Thursday, June 9, 2016

Toy Story Review

I will always remember when I saw Toy Story at the theater when it first came out. This isn't a movie that needed to grow on me with time, although I am certain my appreciation for it is far deeper today then it was back then. I loved it the first time sitting in that sticky, squeaky chair, looking up at the massive screen before me, but now it's a wonderful combination of that nostalgia with a realization that this is still a completely ingenious, pretty much perfect piece of animated cinema.

It's fascinating discussing the movie with my kid because it really illustrates how much perspective plays a role in the level of appreciation. Not that she doesn't love Toy Story, she does, but for her it's just one of a number of great Pixar movies. The fact that it was the feature length debut for the animation studio is meaningless to her, and telling her that the film was a groundbreaking moment for the medium as it was the first picture to be created entirely via the computer rather than be drawn by hand elicits an "Oh wow" and a nod of the head, but truthfully those are just words. Such animation is the norm for her where as a Studio Ghibli film is what looks and feels strange. Like it or not, Toy Story was when that transition began and the landscape has been altered ever since.

I say like it or not because when I watch some of the Disney classics or the aforementioned Studio Ghibli masterpieces, I can't help but miss the lush detail and charm of a hand drawn beauty, but that's only because of the saturation of computer animation for over 20 years now. When I first saw Toy Story, you wouldn't have been able to convince me I would ever feel inclined to go backwards again. The way the characters popped off the screen and how they and the world they occupy feel shockingly organic. The richness of the color in every frame. It's all so masterfully crafted, and add in the brisk 80 or so minute running time that is so marvelously paced I couldn't possibly trim or add a minute and what we have here is one of the finest animated films ever made.

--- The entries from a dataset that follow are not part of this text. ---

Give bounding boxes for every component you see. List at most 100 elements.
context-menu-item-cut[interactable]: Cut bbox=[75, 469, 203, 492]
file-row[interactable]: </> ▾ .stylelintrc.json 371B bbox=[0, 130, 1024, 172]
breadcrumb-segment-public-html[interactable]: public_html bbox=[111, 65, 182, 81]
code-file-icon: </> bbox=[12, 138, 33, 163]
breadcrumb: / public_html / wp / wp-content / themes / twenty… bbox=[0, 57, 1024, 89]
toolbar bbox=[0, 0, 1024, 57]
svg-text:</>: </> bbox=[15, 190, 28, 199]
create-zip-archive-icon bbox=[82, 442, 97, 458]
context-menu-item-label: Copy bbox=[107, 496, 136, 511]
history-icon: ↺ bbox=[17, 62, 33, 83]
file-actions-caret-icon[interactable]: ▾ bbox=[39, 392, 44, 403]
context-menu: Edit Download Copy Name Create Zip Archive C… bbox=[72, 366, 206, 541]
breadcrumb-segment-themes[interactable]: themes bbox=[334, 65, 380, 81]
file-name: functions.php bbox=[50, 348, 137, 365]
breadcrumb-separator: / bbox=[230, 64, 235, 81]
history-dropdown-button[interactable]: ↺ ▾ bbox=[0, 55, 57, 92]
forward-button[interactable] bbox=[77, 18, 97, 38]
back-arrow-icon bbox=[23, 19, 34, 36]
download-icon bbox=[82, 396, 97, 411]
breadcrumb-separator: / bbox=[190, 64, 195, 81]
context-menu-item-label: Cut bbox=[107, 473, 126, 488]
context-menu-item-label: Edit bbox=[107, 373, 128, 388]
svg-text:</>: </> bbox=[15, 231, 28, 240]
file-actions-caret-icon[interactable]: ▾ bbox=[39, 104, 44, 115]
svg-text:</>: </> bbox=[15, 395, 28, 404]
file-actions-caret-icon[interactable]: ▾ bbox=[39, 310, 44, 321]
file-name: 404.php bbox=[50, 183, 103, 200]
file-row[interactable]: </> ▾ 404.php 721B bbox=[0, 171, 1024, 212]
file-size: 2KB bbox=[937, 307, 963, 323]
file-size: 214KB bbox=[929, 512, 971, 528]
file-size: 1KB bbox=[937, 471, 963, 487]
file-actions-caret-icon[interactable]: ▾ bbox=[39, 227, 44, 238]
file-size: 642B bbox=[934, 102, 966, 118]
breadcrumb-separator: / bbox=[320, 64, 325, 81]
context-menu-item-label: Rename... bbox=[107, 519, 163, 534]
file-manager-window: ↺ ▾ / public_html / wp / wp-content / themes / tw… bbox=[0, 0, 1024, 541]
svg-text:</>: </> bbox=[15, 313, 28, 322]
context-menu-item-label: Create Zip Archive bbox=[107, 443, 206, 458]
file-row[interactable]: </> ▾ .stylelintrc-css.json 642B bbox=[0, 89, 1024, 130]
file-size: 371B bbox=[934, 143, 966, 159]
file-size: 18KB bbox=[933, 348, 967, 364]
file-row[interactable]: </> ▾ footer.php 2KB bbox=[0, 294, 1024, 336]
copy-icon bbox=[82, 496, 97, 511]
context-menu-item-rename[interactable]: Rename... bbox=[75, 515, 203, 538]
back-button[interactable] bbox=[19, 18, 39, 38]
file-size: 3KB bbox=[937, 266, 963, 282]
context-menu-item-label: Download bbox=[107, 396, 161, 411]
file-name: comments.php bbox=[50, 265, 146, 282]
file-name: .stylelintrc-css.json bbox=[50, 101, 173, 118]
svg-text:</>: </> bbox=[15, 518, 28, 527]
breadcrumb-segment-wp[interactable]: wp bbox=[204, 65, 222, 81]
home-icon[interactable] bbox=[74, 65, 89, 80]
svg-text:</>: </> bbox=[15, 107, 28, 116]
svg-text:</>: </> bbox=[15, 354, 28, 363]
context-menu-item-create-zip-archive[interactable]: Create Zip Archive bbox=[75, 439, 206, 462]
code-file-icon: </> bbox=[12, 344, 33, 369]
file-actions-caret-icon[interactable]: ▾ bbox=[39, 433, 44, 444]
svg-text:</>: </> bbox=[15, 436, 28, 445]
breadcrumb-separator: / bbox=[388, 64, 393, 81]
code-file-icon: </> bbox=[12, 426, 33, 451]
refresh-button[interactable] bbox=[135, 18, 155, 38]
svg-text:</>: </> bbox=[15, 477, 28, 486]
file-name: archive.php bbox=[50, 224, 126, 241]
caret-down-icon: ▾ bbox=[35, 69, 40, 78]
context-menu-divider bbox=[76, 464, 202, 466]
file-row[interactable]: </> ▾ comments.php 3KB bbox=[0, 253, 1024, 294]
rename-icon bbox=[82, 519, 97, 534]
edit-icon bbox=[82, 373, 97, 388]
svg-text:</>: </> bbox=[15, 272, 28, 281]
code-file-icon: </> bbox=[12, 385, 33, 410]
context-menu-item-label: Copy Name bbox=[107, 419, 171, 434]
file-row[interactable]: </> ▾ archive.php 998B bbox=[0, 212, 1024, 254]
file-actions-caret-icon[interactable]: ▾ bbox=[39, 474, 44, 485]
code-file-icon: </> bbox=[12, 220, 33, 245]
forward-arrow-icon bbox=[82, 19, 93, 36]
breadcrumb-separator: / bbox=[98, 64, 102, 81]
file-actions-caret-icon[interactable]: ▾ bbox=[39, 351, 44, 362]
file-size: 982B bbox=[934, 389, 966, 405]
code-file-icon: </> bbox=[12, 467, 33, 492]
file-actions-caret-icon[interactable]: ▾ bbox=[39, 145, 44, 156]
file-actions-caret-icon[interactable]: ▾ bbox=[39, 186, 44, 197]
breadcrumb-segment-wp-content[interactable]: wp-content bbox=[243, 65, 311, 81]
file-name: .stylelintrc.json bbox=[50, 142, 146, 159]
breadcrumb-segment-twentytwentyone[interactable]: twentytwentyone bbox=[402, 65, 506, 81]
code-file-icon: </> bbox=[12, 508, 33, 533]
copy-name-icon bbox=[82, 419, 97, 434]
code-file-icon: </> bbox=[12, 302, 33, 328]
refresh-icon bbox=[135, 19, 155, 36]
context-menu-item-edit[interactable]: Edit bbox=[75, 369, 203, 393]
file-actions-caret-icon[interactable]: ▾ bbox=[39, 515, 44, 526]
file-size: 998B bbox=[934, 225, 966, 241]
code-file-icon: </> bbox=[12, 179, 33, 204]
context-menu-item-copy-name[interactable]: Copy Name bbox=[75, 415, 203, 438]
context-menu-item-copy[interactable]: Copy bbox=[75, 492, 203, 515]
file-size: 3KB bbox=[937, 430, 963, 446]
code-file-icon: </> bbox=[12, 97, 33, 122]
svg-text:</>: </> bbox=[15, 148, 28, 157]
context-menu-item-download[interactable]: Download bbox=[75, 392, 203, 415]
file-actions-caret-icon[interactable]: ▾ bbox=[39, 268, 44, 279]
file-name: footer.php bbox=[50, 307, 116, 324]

I didn't even mention the spot on vocal casting and the way actors such as Tom Hanks, Tim Allen, Don Rickles, John Ratzenberger and more bring the toys to life and provide them with such vibrant personalities. I don't have an ill word to say about Toy Story, and every time I see it I am transported to that chair in a theater that doesn't even exist anymore yet it still feels like I can reach out and touch the magical glow of the screen.



  1. I concur. What is really amazing is they actually improved on the original and made an even better sequel (IMHO)

    1. ranking these has always been so hard for me. Honestly, despite thinking the sequel is also magical and a 5/5, I think I might rank it last...? See I just don't know. My heart always draws me to the first one because it was released when I was a kid and I saw it in the theater, and then the third one might be the best film of the bunch....the second one got lost in my teenage years and didn't quite mean as much when it was released, but now watching it I recognize that it's excellent.